Casi no dio tiempo a terminar de acondicionar los aposentos de los huéspedes cuando la nave élfica amarró en el puerto. Dumaka y Delu acudieron a recibir a los invitados. Yngvar también estuvo presente, aunque la delegación enana se mantuvo notoriamente aparte de los humanos. Grundle y Alake asistieron al acto, pero separadas, cada cual con su familia.

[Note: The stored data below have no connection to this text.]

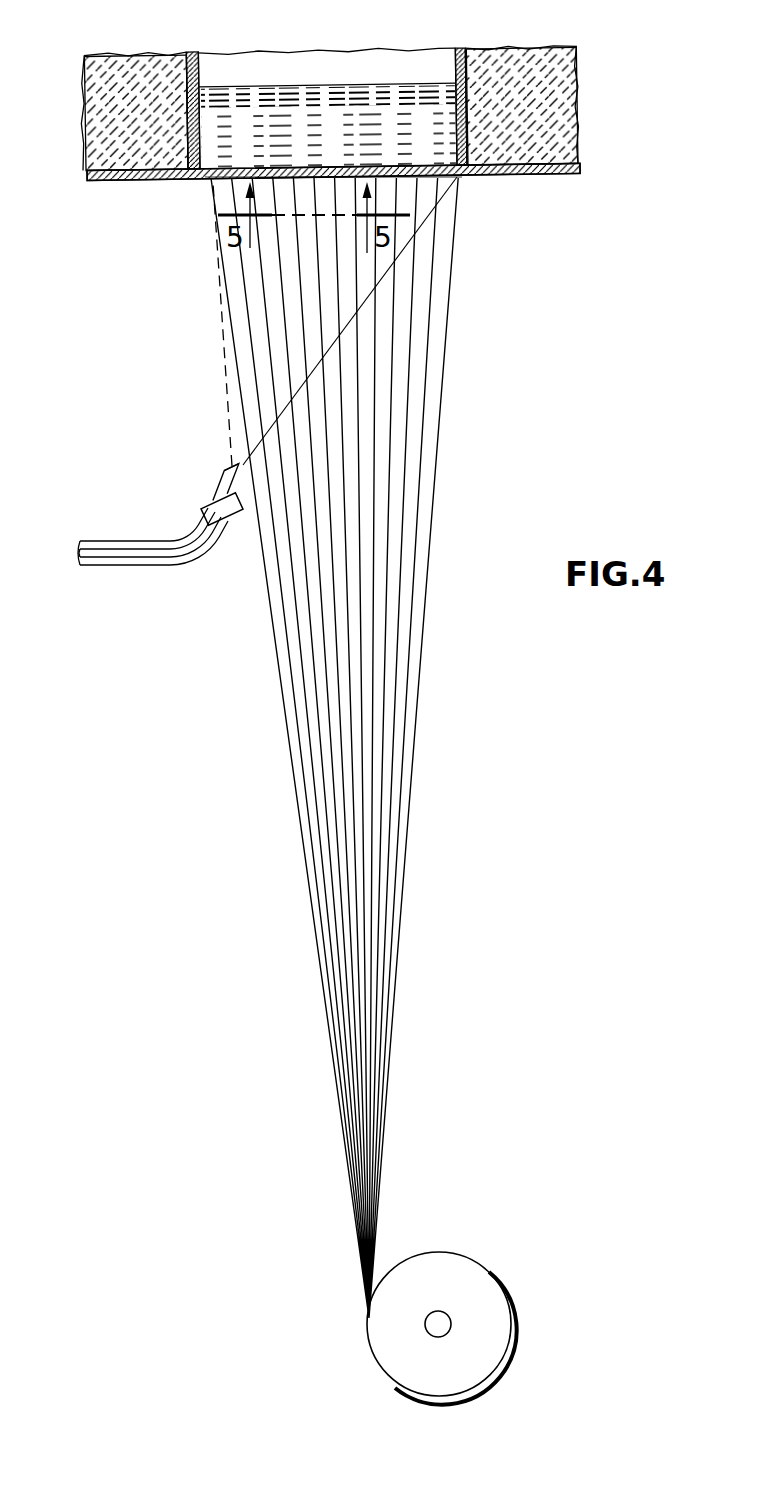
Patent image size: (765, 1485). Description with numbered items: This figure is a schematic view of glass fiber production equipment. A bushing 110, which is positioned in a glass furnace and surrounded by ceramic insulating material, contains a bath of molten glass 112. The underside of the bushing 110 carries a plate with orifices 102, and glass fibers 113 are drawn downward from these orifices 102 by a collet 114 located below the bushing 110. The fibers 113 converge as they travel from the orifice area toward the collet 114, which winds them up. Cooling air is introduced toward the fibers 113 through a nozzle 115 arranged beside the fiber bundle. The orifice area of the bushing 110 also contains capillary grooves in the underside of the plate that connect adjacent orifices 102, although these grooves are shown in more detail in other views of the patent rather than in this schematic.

The orifices 102 is at (218, 182).
The bushing 110 is at (533, 176).
The molten glass 112 is at (333, 90).
The glass fibers 113 is at (426, 412).
The collet 114 is at (480, 1287).
The nozzle 115 is at (205, 532).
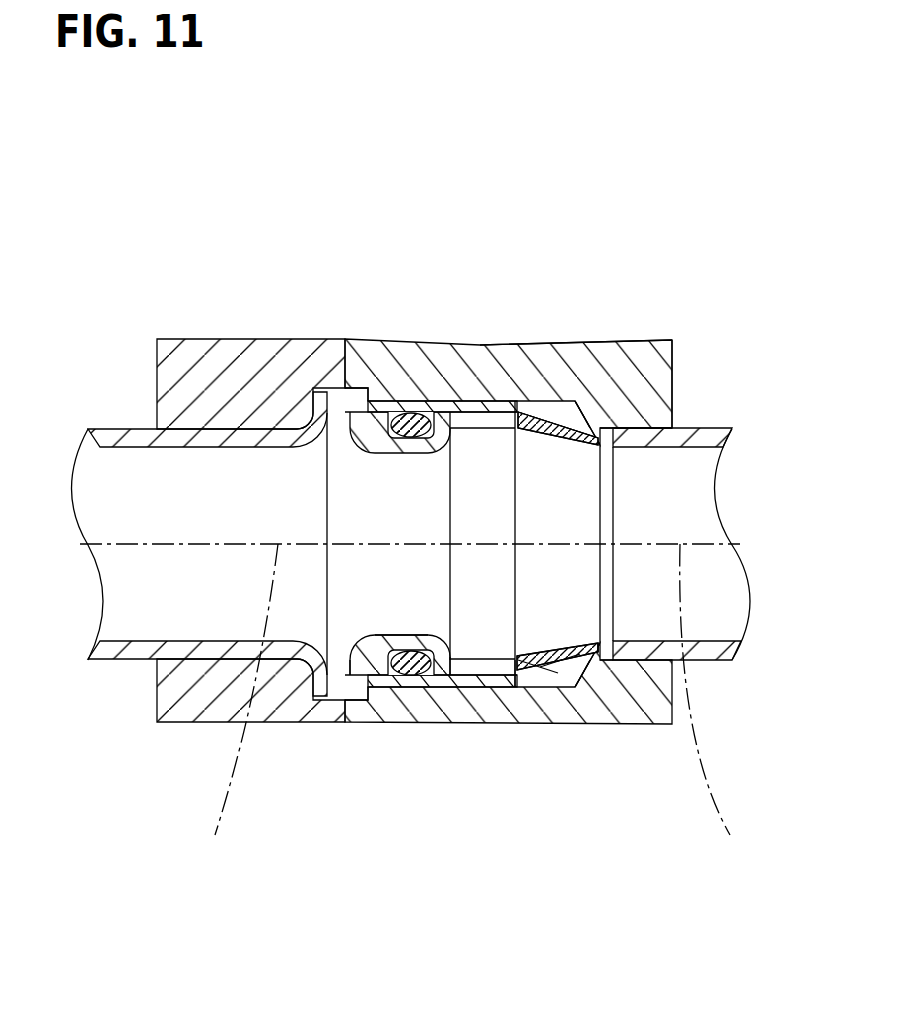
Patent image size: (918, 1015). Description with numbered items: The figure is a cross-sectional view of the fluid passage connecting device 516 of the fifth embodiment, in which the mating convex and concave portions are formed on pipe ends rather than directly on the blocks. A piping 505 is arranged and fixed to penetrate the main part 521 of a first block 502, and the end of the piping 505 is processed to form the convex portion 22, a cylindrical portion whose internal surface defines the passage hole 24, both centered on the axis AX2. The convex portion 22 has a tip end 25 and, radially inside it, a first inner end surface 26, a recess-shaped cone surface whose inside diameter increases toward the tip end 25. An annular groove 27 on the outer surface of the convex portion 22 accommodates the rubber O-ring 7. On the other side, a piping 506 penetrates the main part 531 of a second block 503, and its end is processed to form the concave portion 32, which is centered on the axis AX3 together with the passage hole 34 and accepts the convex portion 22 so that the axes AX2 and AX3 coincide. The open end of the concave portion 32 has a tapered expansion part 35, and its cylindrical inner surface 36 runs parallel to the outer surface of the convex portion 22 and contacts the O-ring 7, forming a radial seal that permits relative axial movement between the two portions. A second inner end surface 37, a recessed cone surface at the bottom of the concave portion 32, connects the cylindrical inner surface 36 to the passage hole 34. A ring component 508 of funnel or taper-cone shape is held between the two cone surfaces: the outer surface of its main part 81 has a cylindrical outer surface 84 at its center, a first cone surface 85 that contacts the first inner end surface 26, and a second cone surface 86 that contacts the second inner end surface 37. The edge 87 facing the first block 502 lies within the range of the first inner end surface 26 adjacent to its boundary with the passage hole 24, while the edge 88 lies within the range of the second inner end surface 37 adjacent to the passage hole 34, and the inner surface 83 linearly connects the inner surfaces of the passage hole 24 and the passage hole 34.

The first block 502 is at (243, 462).
The main part 521 is at (222, 362).
The convex portion 22 is at (432, 405).
The second block 503 is at (490, 377).
The main part 531 is at (532, 380).
The concave portion 32 is at (560, 398).
The fluid passage connecting device 516 is at (715, 259).
The annular groove 27 is at (367, 388).
The passage hole 24 is at (400, 402).
The first inner end surface 26 is at (455, 406).
The tip end 25 is at (480, 407).
The cylindrical inner surface 36 is at (537, 410).
The second inner end surface 37 is at (582, 405).
The passage hole 34 is at (640, 427).
The piping 505 is at (107, 658).
The piping 506 is at (712, 660).
The expansion part 35 is at (382, 690).
The O-ring 7 is at (413, 678).
The edge 87 is at (470, 670).
The first cone surface 85 is at (520, 668).
The cylindrical outer surface 84 is at (568, 670).
The second cone surface 86 is at (593, 668).
The inner surface 83 is at (600, 672).
The edge 88 is at (614, 672).
The axis AX2 is at (231, 705).
The ring component 508 is at (540, 668).
The main part 81 is at (574, 668).
The axis AX3 is at (713, 705).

Las desavenencias entre ambas razas se habían intensificado. Ambas parejas de progenitores habían prohibido a sus hijas hablarse entre ellas, pero Haplo, al advertir que las dos muchachas intercambiaban unas miradas a hurtadillas con un destello en los ojos, se preguntó cuánto tiempo seguirían obedeciendo. Lo único que esperaba era que las muchachas no fueran descubiertas, lo cual provocaría sin duda otra crisis. Por lo menos, la forzada separación dio a Alake algo en que pensar aparte de en el patryn, y éste supuso que debía dar gracias por ello.

Las familias reales se saludaron con grandes demostraciones de amistad… por consideración a sus respectivos séquitos. Dumaka incluyó en el suyo a Haplo, como invitado de honor, y el patryn experimentó al menos cierto alivio al comprobar que incluso el rey enano se mostraba un poco más cordial al observar su presencia. Aun así, ninguno de los presentes podía ocultar el hecho de que el encuentro no se producía en el mismo ambiente de armonía que en otras ocasiones. Los apretones de mano fueron rígidos y ceremoniosos; las voces, frías y cuidadosamente moduladas. Nadie utilizó los nombres de pila para dirigirse a los demás.

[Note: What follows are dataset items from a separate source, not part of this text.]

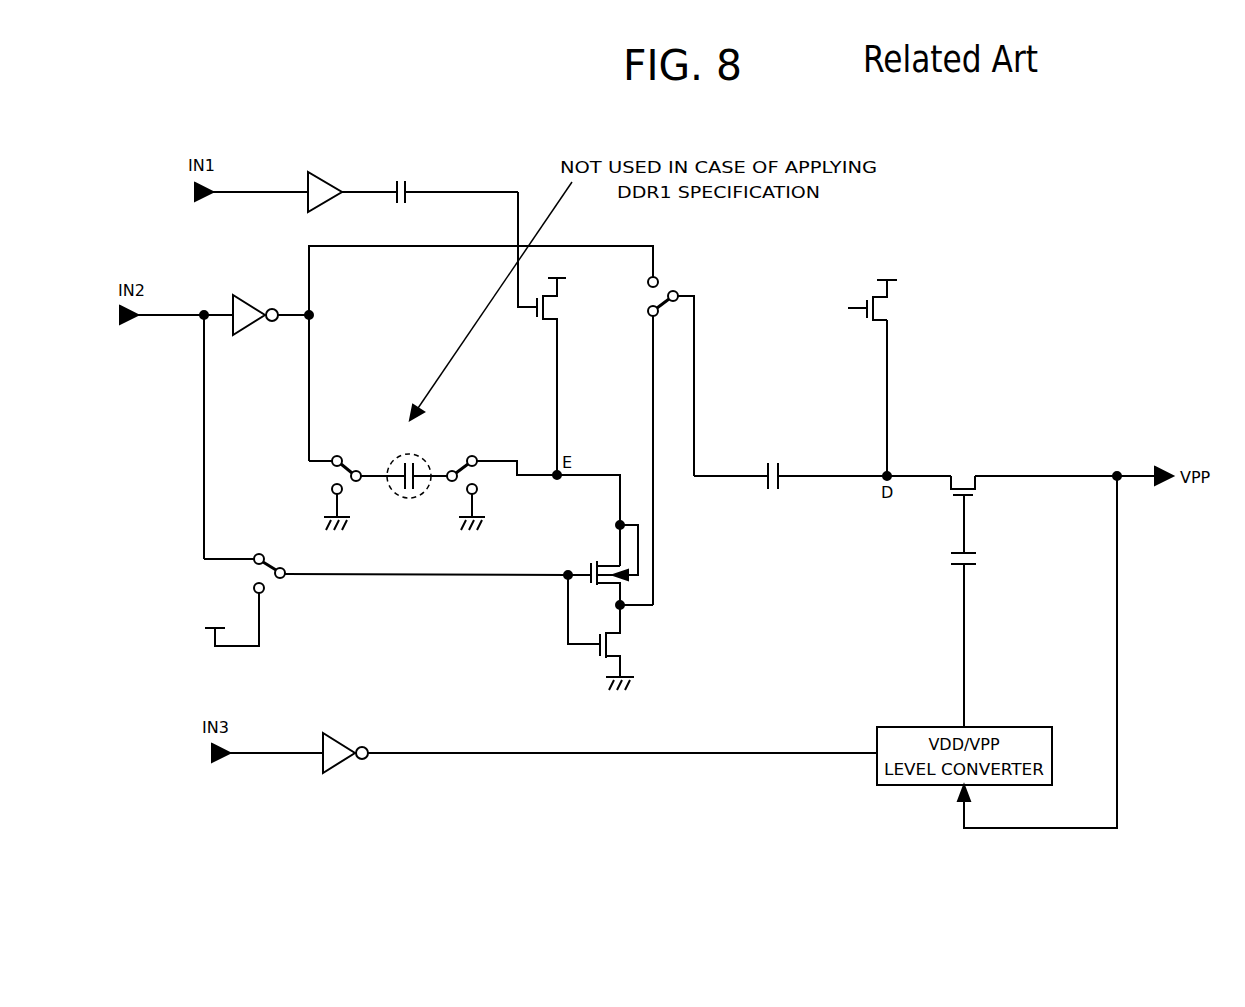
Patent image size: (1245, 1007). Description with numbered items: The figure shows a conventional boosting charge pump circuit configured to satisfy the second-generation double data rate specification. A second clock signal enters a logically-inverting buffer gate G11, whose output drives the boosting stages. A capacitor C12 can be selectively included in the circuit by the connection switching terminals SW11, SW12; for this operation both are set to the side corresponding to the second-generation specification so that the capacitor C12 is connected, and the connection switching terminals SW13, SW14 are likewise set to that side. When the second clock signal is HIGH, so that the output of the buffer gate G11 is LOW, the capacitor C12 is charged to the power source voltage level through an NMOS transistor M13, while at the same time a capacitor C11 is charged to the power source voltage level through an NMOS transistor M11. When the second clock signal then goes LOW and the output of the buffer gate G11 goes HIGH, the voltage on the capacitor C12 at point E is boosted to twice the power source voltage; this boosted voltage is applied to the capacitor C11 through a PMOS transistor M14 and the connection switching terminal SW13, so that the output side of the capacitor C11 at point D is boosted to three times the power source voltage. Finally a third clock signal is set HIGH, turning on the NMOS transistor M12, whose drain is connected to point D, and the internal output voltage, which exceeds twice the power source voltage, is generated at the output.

The logically-inverting buffer gate G11 is at (246, 301).
The NMOS transistor M11 is at (880, 309).
The NMOS transistor M12 is at (976, 490).
The NMOS transistor M13 is at (538, 323).
The PMOS transistor M14 is at (606, 560).
The capacitor C11 is at (771, 462).
The capacitor C12 is at (409, 462).
The connection switching terminal SW11 is at (323, 472).
The connection switching terminal SW12 is at (457, 455).
The connection switching terminal SW13 is at (662, 289).
The connection switching terminal SW14 is at (250, 573).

Haplo los habría ahogado a todos de buena gana.

Los delfines habían sido la causa de este último malentendido, al difundir alegremente la noticia de que los enanos se negaban a tripular los cazadores de sol donde debían viajar los elfos. Eliason estaba dispuesto a respaldar a Dumaka aunque, en un gesto muy propio de los elfos, había mandado aviso de que no toleraría que lo apremiaran a tomar una decisión. Este anuncio no había complacido a ninguna de las dos partes enfrentadas y, en consecuencia, Eliason había conseguido encolerizar tanto a humanos como a enanos, antes incluso de arribar al lugar del encuentro.

Todo esto hizo que a Haplo le rechinaran los dientes de frustración. Sólo tenía un pequeño consuelo, y hasta éste era negativo: las serpientes dragón no aparecieron por ninguna parte. El patryn temía que la visión de aquellas formidables criaturas reafirmara la disposición de los enanos contra ellas.

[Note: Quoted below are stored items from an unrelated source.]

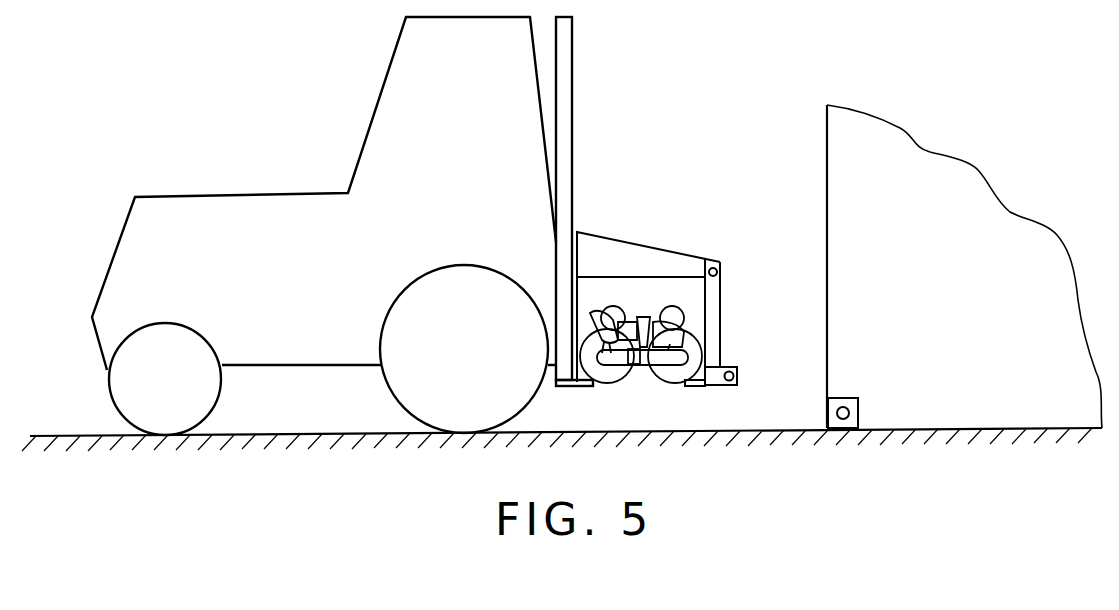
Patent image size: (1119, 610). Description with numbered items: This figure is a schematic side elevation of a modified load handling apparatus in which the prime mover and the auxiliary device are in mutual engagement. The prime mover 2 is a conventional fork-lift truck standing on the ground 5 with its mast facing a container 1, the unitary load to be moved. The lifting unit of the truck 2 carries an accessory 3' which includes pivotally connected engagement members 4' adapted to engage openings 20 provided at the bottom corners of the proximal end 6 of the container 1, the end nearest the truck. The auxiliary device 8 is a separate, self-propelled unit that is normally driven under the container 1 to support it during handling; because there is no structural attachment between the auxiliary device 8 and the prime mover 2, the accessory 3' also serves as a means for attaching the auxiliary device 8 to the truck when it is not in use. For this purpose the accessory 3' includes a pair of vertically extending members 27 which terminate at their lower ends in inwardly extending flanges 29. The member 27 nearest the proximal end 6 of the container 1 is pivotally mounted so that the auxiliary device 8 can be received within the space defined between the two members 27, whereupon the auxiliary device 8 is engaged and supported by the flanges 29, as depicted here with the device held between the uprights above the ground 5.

The container 1 is at (968, 177).
The prime mover 2 is at (372, 124).
The accessory 3' is at (648, 281).
The engagement members 4' is at (736, 322).
The ground surface 5 is at (67, 436).
The proximal end 6 is at (827, 205).
The auxiliary device 8 is at (636, 385).
The openings 20 is at (858, 408).
The vertically extending members 27 is at (578, 306).
The flanges 29 is at (588, 386).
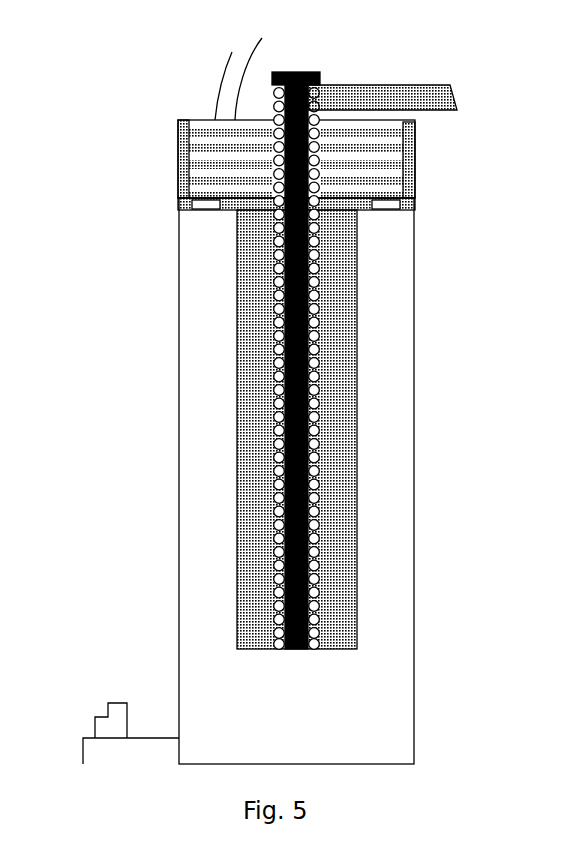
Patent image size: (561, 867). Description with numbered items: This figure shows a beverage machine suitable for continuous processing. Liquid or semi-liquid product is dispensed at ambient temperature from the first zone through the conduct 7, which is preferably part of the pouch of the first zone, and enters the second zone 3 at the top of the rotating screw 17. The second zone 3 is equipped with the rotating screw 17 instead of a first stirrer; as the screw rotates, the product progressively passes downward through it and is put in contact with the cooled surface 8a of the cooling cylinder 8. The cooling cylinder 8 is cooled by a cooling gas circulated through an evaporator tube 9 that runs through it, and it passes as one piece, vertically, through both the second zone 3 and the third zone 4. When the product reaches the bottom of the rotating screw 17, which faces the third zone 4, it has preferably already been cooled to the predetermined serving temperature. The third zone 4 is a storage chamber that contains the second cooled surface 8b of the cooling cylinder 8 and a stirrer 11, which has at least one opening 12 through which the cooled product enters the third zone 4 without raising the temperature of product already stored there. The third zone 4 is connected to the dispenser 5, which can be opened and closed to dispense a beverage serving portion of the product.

The second zone 3 is at (200, 155).
The third zone 4 is at (198, 526).
The dispenser 5 is at (100, 752).
The conduct 7 is at (258, 36).
The cooling cylinder 8 is at (318, 72).
The cooled surface 8a is at (318, 146).
The second cooled surface 8b is at (320, 335).
The evaporator tube 9 is at (458, 85).
The stirrer 11 is at (345, 528).
The opening 12 is at (380, 206).
The rotating screw 17 is at (415, 174).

Una vez determinada una hora para la reunión, aquella misma noche, Yngvar y su comitiva abandonaron el lugar con paso enérgico.

Con expresión apenada, Eliason vio alejarse al colérico enano y movió la cabeza.

—¿Qué se puede hacer? —preguntó a Dumaka.

—No tengo idea —respondió el caudillo humano con un gruñido—. Para mí que la barba le ha crecido demasiado y le ha afectado al cerebro. Yngvar dice que él y su pueblo prefieren morir congelados a poner un pie en los cazadores de sol. Y esos enanos son tan tercos que los creo capaces de cumplir su palabra.

Haplo, callado y discreto, se abstuvo de intervenir pero se mantuvo a tiro de oreja con la esperanza de oír algo que lo ayudara a decidir qué hacer.

Dumaka posó una mano en el hombro de Eliason y murmuró:

—Amigo mío, lamento tener que añadir esta preocupación a la pesada carga de tu dolor. Aunque observo —añadió, tras contemplar detenidamente al elfo— que lo llevas mejor de lo que hubiese creído posible.

—He tenido que prescindir de los muertos —respondió Eliason en un susurro— para ocuparme de cuidar de los vivos.

Devon, el joven elfo, se encontraba en el embarcadero con la mirada fija en las aguas. Alake, a su lado, le comentaba algo con gesto muy serio. Grundle, obligada a acompañar a sus padres, les había dirigido una mirada lastimera a ambos antes de marcharse.

Sin embargo, era evidente que Devon hacía oídos sordos a las palabras de Alake. Devon no le prestaba atención ni respondía de ninguna manera.

La expresión sombría de Dumaka se suavizó.

—Muy joven, para haber recibido ya un golpe tan fuerte de la vida.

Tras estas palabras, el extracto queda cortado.